Tra le numerose nazioni presenti alla Biennale troviamo il Guatemala, a cura di Carlo Marraffa, Stefania Pieralice e Elise Wunderlich, presenta Sweet Death, una curiosa ed eccentrica esposizione alla Officina delle zattere. Il tema trae ispirazione dal libro di Mann, dal film di Visconti, dall’opera di Britten ma sopratutto affronta il concetto della morte-finitudine, vista nella società attuale come come decadenza, perdita di valore, annientamento dell’uomo, il tutto però espresso attraverso il linguaggio della gioia del colore con un approccio dolce e lezioso. Esemplificativo è lo scenario offerto dal cimitero di Chichicastenango, in Guatemala, dove le tombe sono coloratissime, i bambini giocano tra i loculi, i ragazzi si baciano e gli anziani ridono tra le lapidi. Ottimo lavoro anche per il gruppo Aes+f, presente ai Magazzini del sale grazie a Vetraria glass e A museum con il contributo di alcune importanti realtà russe: Triunph gallery, Energy group, Red fondazione e Vdnh. 001 Inverso mundus generosamente patrocinato da Blavatnik family fondazione e dall’argentina Faena art, il gruppo artistico intreccia fotografia, video, tecnologie digitali con le tradizionali tecniche di pittura e scultura. Il fine è quello di esplorare i valori e di conflitti della cultura globale. Un eccezionale video di 40 minuti dove il mondo concettuale, metafisico, fantastico e talvolta inquietante coinvolge il visitatore in un viaggio capace in pochi minuti di alterare al realtà nella coscienza di un sistema alternativo. 57 attori, provenienti da una decina di paesi al mondo, hanno partecipato alle riprese dando vita ad un opera dal sapore non comune. Iila, istituto italo-latino americano è ora mai da 43 anni alla Biennale e propone una grande istallazione sonora realizzata grazie al lavoro di artisti provenienti dai tutti i paesi membri dell’associazione.

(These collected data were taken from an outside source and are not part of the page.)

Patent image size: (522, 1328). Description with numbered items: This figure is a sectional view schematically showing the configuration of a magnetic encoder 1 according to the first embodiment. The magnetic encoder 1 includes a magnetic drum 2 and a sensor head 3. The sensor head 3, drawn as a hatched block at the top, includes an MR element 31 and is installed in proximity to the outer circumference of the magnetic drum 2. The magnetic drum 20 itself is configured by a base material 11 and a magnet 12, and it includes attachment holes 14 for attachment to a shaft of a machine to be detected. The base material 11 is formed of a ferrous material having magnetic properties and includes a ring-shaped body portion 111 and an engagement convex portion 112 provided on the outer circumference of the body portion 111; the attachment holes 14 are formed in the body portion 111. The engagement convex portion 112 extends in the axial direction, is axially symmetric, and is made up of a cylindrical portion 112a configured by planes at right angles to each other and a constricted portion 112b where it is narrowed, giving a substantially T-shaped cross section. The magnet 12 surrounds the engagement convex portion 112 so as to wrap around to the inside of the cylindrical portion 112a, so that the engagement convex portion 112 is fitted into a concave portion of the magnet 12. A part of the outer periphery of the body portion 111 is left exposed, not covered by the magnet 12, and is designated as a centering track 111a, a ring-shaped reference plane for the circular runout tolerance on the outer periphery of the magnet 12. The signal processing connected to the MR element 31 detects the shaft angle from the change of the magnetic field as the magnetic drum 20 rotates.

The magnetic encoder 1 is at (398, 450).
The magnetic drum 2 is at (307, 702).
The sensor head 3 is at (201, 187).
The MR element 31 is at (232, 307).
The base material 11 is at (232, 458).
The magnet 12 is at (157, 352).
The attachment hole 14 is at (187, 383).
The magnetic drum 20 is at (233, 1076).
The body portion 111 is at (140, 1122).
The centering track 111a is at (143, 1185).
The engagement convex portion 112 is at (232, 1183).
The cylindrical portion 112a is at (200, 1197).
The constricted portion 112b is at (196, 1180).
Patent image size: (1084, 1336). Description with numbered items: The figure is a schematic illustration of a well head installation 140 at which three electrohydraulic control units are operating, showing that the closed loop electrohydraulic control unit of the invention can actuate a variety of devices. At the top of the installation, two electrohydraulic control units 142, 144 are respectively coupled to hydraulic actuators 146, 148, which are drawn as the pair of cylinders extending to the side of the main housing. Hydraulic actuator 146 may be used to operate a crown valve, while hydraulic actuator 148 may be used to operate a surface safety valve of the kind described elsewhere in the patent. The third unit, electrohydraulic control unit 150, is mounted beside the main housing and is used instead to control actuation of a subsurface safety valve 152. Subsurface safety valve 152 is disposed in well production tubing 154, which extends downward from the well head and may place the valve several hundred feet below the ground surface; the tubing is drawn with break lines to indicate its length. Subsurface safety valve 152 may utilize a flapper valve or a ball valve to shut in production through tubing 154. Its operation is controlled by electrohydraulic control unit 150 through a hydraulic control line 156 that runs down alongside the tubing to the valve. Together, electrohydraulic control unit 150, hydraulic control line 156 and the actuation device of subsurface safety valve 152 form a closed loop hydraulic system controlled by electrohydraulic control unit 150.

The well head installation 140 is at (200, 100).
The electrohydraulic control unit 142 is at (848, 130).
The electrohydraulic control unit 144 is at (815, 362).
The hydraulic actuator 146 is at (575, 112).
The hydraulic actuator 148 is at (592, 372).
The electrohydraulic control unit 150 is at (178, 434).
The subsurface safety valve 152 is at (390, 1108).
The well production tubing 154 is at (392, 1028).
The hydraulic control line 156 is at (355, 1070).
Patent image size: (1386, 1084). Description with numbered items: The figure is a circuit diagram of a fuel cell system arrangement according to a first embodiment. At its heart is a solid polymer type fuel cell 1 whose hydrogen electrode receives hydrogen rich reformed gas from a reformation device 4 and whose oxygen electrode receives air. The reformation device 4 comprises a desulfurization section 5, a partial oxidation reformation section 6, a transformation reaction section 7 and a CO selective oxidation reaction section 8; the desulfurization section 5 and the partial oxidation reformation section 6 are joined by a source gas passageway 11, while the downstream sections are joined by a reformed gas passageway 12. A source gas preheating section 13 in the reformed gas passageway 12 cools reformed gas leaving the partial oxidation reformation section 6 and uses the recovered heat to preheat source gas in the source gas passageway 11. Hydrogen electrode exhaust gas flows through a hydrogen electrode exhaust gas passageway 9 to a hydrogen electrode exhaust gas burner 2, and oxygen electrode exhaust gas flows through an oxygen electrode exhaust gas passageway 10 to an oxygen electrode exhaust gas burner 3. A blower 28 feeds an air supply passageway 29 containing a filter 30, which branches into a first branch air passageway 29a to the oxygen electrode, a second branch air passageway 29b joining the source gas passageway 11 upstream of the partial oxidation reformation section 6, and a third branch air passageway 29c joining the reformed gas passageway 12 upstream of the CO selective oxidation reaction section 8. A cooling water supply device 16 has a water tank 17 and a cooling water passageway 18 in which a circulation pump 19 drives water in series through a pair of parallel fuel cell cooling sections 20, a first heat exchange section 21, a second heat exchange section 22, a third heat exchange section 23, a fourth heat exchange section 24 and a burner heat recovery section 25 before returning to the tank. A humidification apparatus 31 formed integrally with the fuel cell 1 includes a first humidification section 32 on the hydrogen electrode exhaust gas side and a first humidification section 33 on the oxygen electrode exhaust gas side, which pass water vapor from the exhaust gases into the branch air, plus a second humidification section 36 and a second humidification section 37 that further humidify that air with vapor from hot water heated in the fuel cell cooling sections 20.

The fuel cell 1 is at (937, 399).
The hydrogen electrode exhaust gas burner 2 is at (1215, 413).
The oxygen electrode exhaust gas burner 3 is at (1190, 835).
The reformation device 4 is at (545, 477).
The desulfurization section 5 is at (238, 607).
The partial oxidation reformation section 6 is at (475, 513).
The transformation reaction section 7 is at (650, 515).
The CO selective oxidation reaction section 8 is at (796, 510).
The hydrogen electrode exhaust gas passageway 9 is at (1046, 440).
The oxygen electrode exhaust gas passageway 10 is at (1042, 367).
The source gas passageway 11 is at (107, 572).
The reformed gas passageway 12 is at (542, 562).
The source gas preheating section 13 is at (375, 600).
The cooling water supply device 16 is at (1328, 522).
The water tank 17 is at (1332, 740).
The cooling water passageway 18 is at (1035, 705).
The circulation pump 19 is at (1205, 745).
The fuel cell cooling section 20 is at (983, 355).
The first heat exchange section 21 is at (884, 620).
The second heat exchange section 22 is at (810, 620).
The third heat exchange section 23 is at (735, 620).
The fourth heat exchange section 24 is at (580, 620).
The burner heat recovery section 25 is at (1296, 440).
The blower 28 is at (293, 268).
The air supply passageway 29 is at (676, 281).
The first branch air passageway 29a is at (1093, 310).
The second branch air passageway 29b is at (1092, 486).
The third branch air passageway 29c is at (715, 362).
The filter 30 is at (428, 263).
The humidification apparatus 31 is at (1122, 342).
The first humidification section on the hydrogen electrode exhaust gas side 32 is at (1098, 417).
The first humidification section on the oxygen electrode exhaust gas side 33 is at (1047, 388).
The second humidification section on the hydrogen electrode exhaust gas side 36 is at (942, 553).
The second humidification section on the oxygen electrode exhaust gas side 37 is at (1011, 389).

Grazie al lavoro del curatore Alfons Hug e Alberto Sartiava l’allestimento rispecchia perfettamente il tema di quest’anno: Voci indigene, dove antichi idiomi sono riuniti in quella che può essere considerata una casa comune dell’arte. Un vera e propria riappropriazione del patrimonio culturale originario attraverso l’ascolto delle più profonde radici di realtà spesso dimenticate e inabissate nel quotidiano che non ha tempo per ciò che era ieri. Artisti ad esempio come Sofia medici e Laura Kaluza dall’Argentina, Adriana Barreto dal Brasile, a rappresentare l’Honduras troviamo Leonardo Gonzalez mentre Humberto Vélez da Panama, Raul Quintanilla dal Nicaragua o la partecipazione speciale di Ellen Slegers, artista tedesca legata all’America Latina. Con Paradiso Lussemburgo di Filip Mankiewicz a cura di Paul Ardenne, l’artista introduce il Granducato in un contesto internazionale dove si fondono varie nazionalità e culture per costruire l’identità del paese. L’installazione occupa tutte le sei sale del padiglione che si trova a Ca’ del Duca, la parte centrale della mostra è costituita dal film Viaggio al termine di un’identità, titolo legato al romanzo Viaggio al termine della notte di Céline del 1932. Allo stesso tempo il nome dell’esposizione rievoca il Paradiso di Dante e il film di Giuseppe Tornatore, Cinema Paradiso suggerendo anche l’idea di un paradiso fiscale. «Voglio dare forma – dice l’artista – a un nuovo mito lussemburghese contemporaneo attraverso film e spettacoli. Il padiglione ha l’atmosfera di un set cinematografico ed è un mix di laboratorio creativo e centro culturale con il suo programma di danza, performance, deejaying, lettura, architettura e musica».